ASI: Why is the empty statement exception needed?

ASI is not performed if the inserted semicolon would be parsed as:

  1. one of the two semicolons in the header of a ForStatement
  2. an empty statement

I can sort of see why we need (1) - in a ForStatement header, the semicolon is more of a separator than a statement terminator, so we shouldn't interpret any intervening line breaks between the header expressions as statement-terminating line breaks.

But I'm not sure why (2) is needed. Say, we had a for-loop without a body:

for(let i = 0; i < 9; i++) // SyntaxError - expected expression, got end of script

I was expecting ASI to kick in here but it doesn't because of exception (2).

Why can't the above be interpreted as a ForStatement whose Statement is an unterminated EmptyStatement? Under this interpretation, ASI should kick in and terminate it:

for(let i = 0; i < 9; i++); 
//		                  ^ ASI terminating the empty statement

It could, in principle, but it would mask bugs. For example, if (condition) would be a complete program, when you almost certainly meant to put something in the body there.

3 Likes

Thank you @bakkot. Also, if you happen to know of a thread that talks about this, please reference it if possible. I couldn't find anything on git or esdiscuss.

This behavior predates the use of github or esdiscuss by quite some time - it's present in the very first published edition of the spec.

If you really want to dig into the history, Allen Wirfs-Brock has a paper documenting the history of the language, which talks some about ASI and which has extensive references. You can also poke around Ecma's archives - the relevant year would be 1997. At a quick glance, I see that the revision history in e.g. Version 0.9 of the spec mentions (in D.4.3) that on February 21, 1997, the draft specification was revised "to incorporate the rule that a semicolon is not inserted if it would be treated as an empty statement", but no mention of where that rule comes from.

I suspect there simply isn't documentation of the historical reason for this rule. You could always @ Brendan Eich on twitter, on the off chance he was present for and remembers the details of this discussion from twenty years ago.

2 Likes

Oh, I didn't realise it went that far back. All the polarisation around ASI made it seem like it was a newer addition. Thanks for the links.

Lol that cracked me up. Your word is as good as his for me, I was just curious because I couldn't find anything.

There are nonobvious cases where ASI on empty statement would accidentally apply (or not apply). For example, the following code:

if (false)
    const bar = 1;

which is a syntax error (because the if-branch accepts statements, not declarations), would be silently “corrected” by ASI as:

if (false);
const bar = 1;

Conversely, consider the subtle difference between:

while (do_it_until_false()) // <--- implicit semicolon inserted here
const foo = 1;

and:

while (do_it_until_false())  // <--- no semicolon inserted here
bar();
const foo = 1;

I can’t speak of the original motivation, but my educated guess is that the ratio risk/benefit of such a “feature” was deemed too high.

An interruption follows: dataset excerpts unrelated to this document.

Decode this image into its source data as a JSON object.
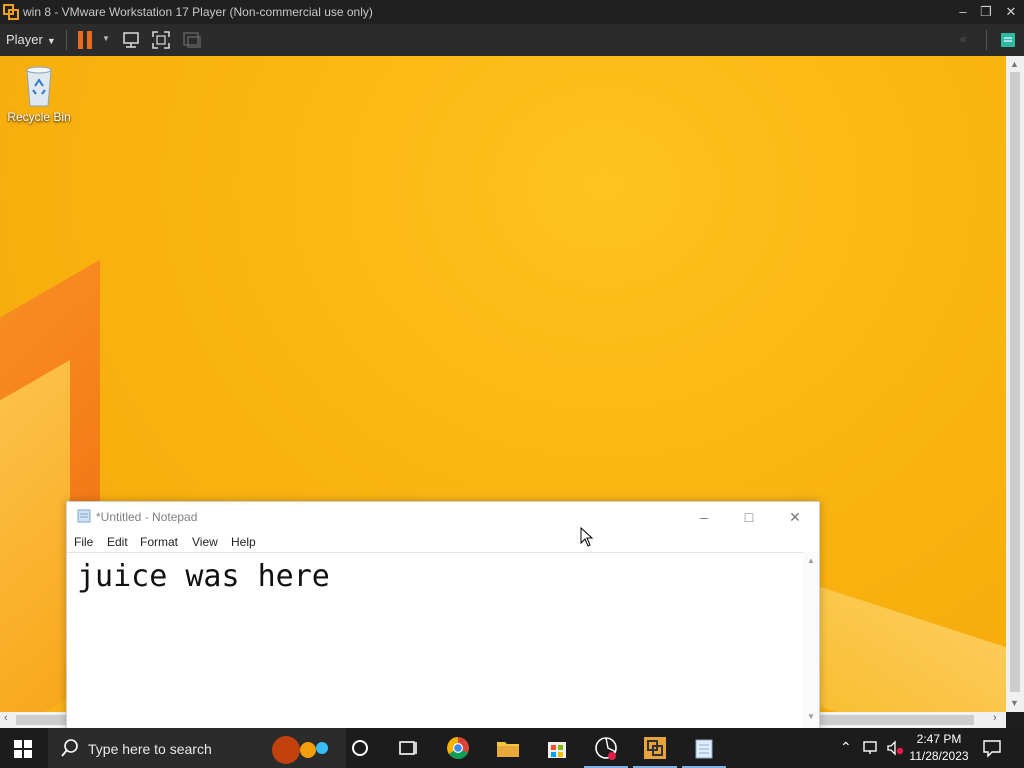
{
  "vmware": {
    "title": "win 8 - VMware Workstation 17 Player (Non-commercial use only)",
    "player_menu": "Player"
  },
  "desktop": {
    "recycle_bin_label": "Recycle Bin"
  },
  "notepad": {
    "title": "*Untitled - Notepad",
    "menu": [
      "File",
      "Edit",
      "Format",
      "View",
      "Help"
    ],
    "content": "juice was here"
  },
  "taskbar": {
    "search_placeholder": "Type here to search",
    "time": "2:47 PM",
    "date": "11/28/2023"
  },
  "colors": {
    "desktop_accent": "#f9b511",
    "vm_pause": "#e86a1c"
  }
}
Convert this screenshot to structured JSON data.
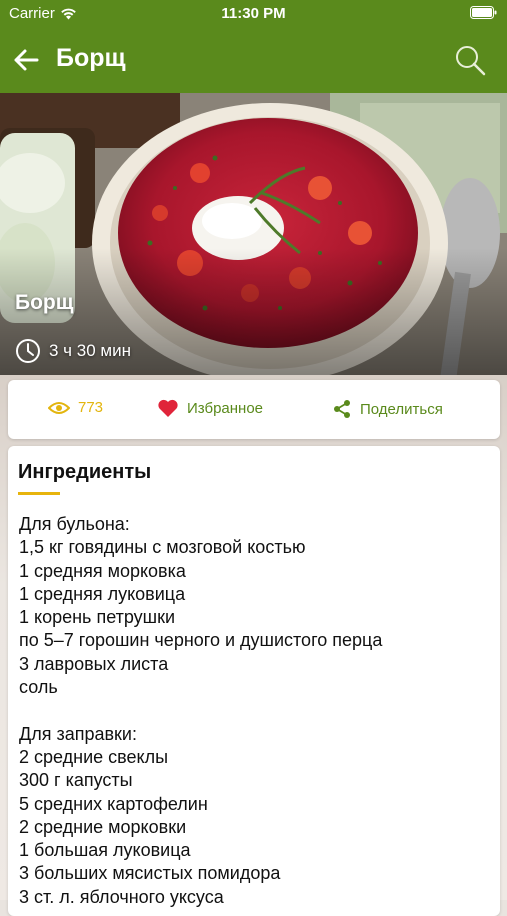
{
  "status_bar": {
    "carrier": "Carrier",
    "time": "11:30 PM"
  },
  "nav": {
    "title": "Борщ",
    "back_icon": "arrow-left-icon",
    "search_icon": "search-icon"
  },
  "hero": {
    "title": "Борщ",
    "cook_time": "3 ч 30 мин"
  },
  "actions": {
    "views": "773",
    "favorite": "Избранное",
    "share": "Поделиться"
  },
  "ingredients": {
    "heading": "Ингредиенты",
    "lines": [
      "Для бульона:",
      "1,5 кг говядины с мозговой костью",
      "1 средняя морковка",
      "1 средняя луковица",
      "1 корень петрушки",
      "по 5–7 горошин черного и душистого перца",
      "3 лавровых листа",
      "соль",
      "",
      "Для заправки:",
      "2 средние свеклы",
      "300 г капусты",
      "5 средних картофелин",
      "2 средние морковки",
      "1 большая луковица",
      "3 больших мясистых помидора",
      "3 ст. л. яблочного уксуса"
    ]
  },
  "colors": {
    "brand_green": "#5a8a1c",
    "accent_yellow": "#e3b50e",
    "heart_red": "#e0243a"
  }
}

(There are other ways to tweak the grammar in order to avoid such confusions (example), but disabling ASI on empty statements is certainly the simplest and most robust one.)

1 Like

Thank you for the examples @claudepache.

I understand we should refrain from ASI in the first example since it's most likely a bug, as @bakkot pointed out, so silently "fixing" it would go against the programmer's intent.

But it wasn't as clear to me in the case of loops, because they can be self-contained, e.g.

for (var i = 1; i < 11; i++) // SyntaxError
const foo = 1;
console.log(i); // 11

The loop above doesn't need a body, so I didn't see anything wrong with ASI kicking in here. But again, this likely isn't what the programmer intended. And, in your second example, I can see how inserting a semicolon in while(...) \n const foo = 1; but not in while(...) \n bar(); could cause confusion and potentially even end up creating a "bug" in the former case (if the programmer was expecting const foo = 1 to be parsed as the loop body). Exception (2) clears all this up.

I was confused by exception (2) because it reduces the predictability of ASI. But ASI is all about inferring the programmer's intent, which isn't the most predictable thing to begin with. Even so, it's amazing to see how carefully the authors have designed it to account for all these different possibilities.

Just FYI: I mostly code in ASI style, and I always use explicit {} for empty loop bodies when I use them.